Aus dem bisher Gesagten wird wohl deutlich, wie günstig es wäre, den Urlaub zum Fasten zu nutzen oder einen zusätzlichen Fastenurlaub zu machen, zumindest jedoch während der ersten Zeit »frei« zu sein.

Es kommt auf Deine Situation an

Bewährt hat sich auch die Kombination mit Psychotherapie, da sich beides gegenseitig sehr gut fördert und ergänzt. Tatsächlich hat die Praxis gezeigt, daß es sehr schwierig ist, einen verstopften Patienten zu psychotherapieren, wohingegen mit beginnender körperlicher Ausscheidung meist auch die Ausscheidung seelischen Ballastes leichter fällt.
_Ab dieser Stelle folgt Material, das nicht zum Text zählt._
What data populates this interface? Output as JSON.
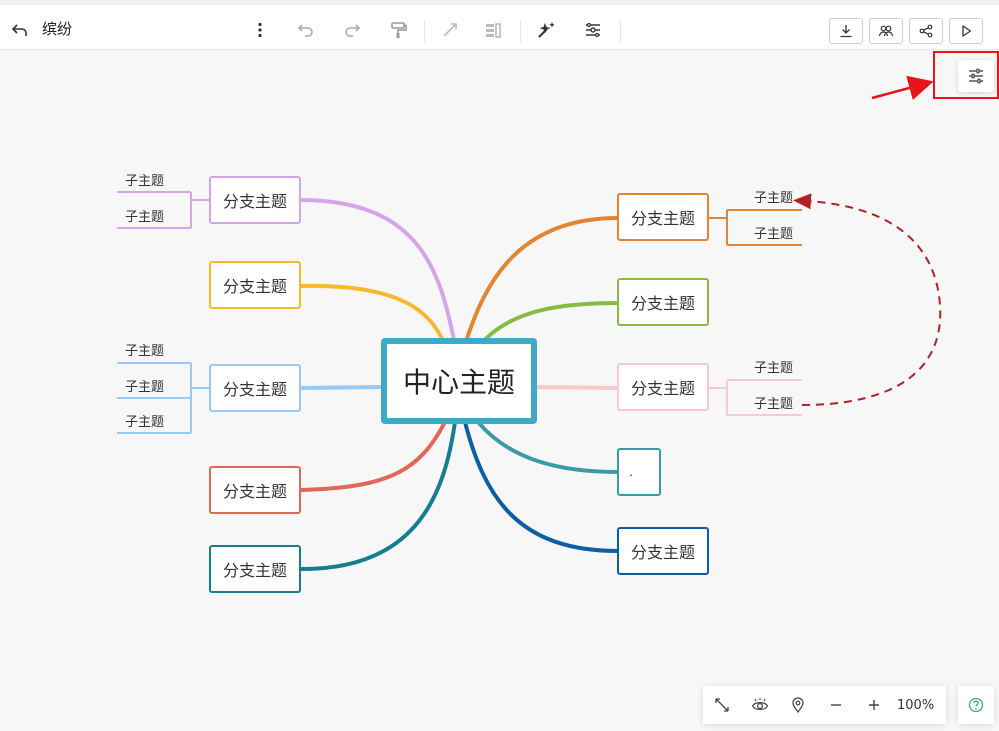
{
  "header": {
    "title": "缤纷"
  },
  "mindmap": {
    "center": {
      "label": "中心主题",
      "color": "#3fa9c9"
    },
    "branches": [
      {
        "label": "分支主题",
        "color": "#d4a5e9",
        "children": [
          "子主题",
          "子主题"
        ]
      },
      {
        "label": "分支主题",
        "color": "#f7b82b",
        "children": []
      },
      {
        "label": "分支主题",
        "color": "#99c9f5",
        "children": [
          "子主题",
          "子主题",
          "子主题"
        ]
      },
      {
        "label": "分支主题",
        "color": "#e06759",
        "children": []
      },
      {
        "label": "分支主题",
        "color": "#177e8f",
        "children": []
      },
      {
        "label": "分支主题",
        "color": "#e58431",
        "children": [
          "子主题",
          "子主题"
        ]
      },
      {
        "label": "分支主题",
        "color": "#86bc44",
        "children": []
      },
      {
        "label": "分支主题",
        "color": "#fbc9cb",
        "children": [
          "子主题",
          "子主题"
        ]
      },
      {
        "label": ".",
        "color": "#3a9aa6",
        "children": []
      },
      {
        "label": "分支主题",
        "color": "#0d5fa5",
        "children": []
      }
    ],
    "relation_color": "#b22222"
  },
  "zoom": {
    "level": "100%"
  },
  "colors": {
    "annotation": "#e8141b",
    "help": "#2bb673"
  }
}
In beiden Fällen geht es um Loslassen, Sich-Öffnen und vertrauensvolles Hingeben.

Vereinfacht lässt sich feststellen, allen körperlichen Schlacken und Ablagerungen entsprechen solche auf seelischer Ebene. Vielfach wird die Parallelität auch direkt erfahrbar, wenn mit körperlichem Fortschritt auch ein seelischer Knoten platzt oder wenn uns ein Traum oder eine Erkenntnis durch eine körperliche Krise hindurchführen. Je mehr Gelegenheit wir uns zu solchen Erfahrungen lassen, umso besser. Ähnlich wie wir uns beim Fasten keine materielle Nahrung zuführen, sollten wir auch mit geistiger Nahrung sehr achtsam sein. Die Seele braucht Raum und Zeit, um loszulassen und Altes aufzuarbeiten. Hier sehen wir schon, woher der gute Einfluss der Stille und des Schweigens auf den Fastenprozess rührt. Nicht Neuaufnahme, sondern Verarbeitung des Alten stehen im Vordergrund. Folglich sind alle Orte der Stille für diese Zeit der Regeneration besonders geeignet.

Allerdings braucht niemand den Kopf gänzlich hängen zu lassen, wenn die äußeren Bedingungen nicht ideal sind. Das Fasten schafft aus sich heraus einen Bereich der Stille, und diese Stille liegt im Innern und ist mindestens so wertvoll wie die äußere. Die innere und die äußere Ruhe schaffen zusammen ideale Voraussetzungen für die Fastenkur, und Fastenzeiten fördert auch obendrein noch die eigene Offenheit für den idealen Platz. Genau wie äußere Hektik viele innerlich durcheinanderbringt, lässt sich umgekehrt beim Fasten die Erfahrung machen, wie ansteckend innere Ruhe auf die äußere Umgebung wirkt. So ist im Endeffekt fast jede äußere Situation geeignet, wenn nur die innere Einstellung stimmt.

Grundsätzlich schwanken die Möglichkeiten also zwischen dem Fasten im Alltag bei weiter laufender Arbeit und dem Rückzug in Einsamkeit und Stille. Jede(r) kann sich aus der ganzen Bandbreite der Möglichkeiten die für sie oder ihn beste herausfinden, wobei die Extreme an beiden Enden der Skala am Anfang durchaus zu schwierig und auch in der Wirkung zu stark sein mögen. Bei einigen wird die gesundheitliche Situation die Kur in der Fastenklinik erforderlich machen oder zumindestens die begleitende Anwesenheit eines Arztes. Es empfiehlt sich, den entsprechenden Ort bewusst auszuwählen und lieber etwas weiter zu fahren, um dann wirklich ankommen zu können. Eine passende und obendrein schöne Umgebung ist natürlich besser geeignet, tiefe Erfahrungen zu machen und zugleich die eigenen schönen Seiten zu erleben.

Wer es sich leisten kann und will, den Schwerpunkt mehr in spirituelle Richtung zu legen, und trotzdem in einer Gruppe sein möchte, kann etwa in einem Kloster fasten oder in einer ähnlichen Umgebung wie bei unsrem Fasten- und Zenkurs*. Für all jene, deren gesundheitliche Situation angespannt ist, sei gesagt: Ein Anfang auf dem Boden von Krankheit verhindert keineswegs die spirituelle Ebene, im Gegenteil, die Krankheit mag sogar gerade der erste Schritt eines langen Weges zur Heilung werden.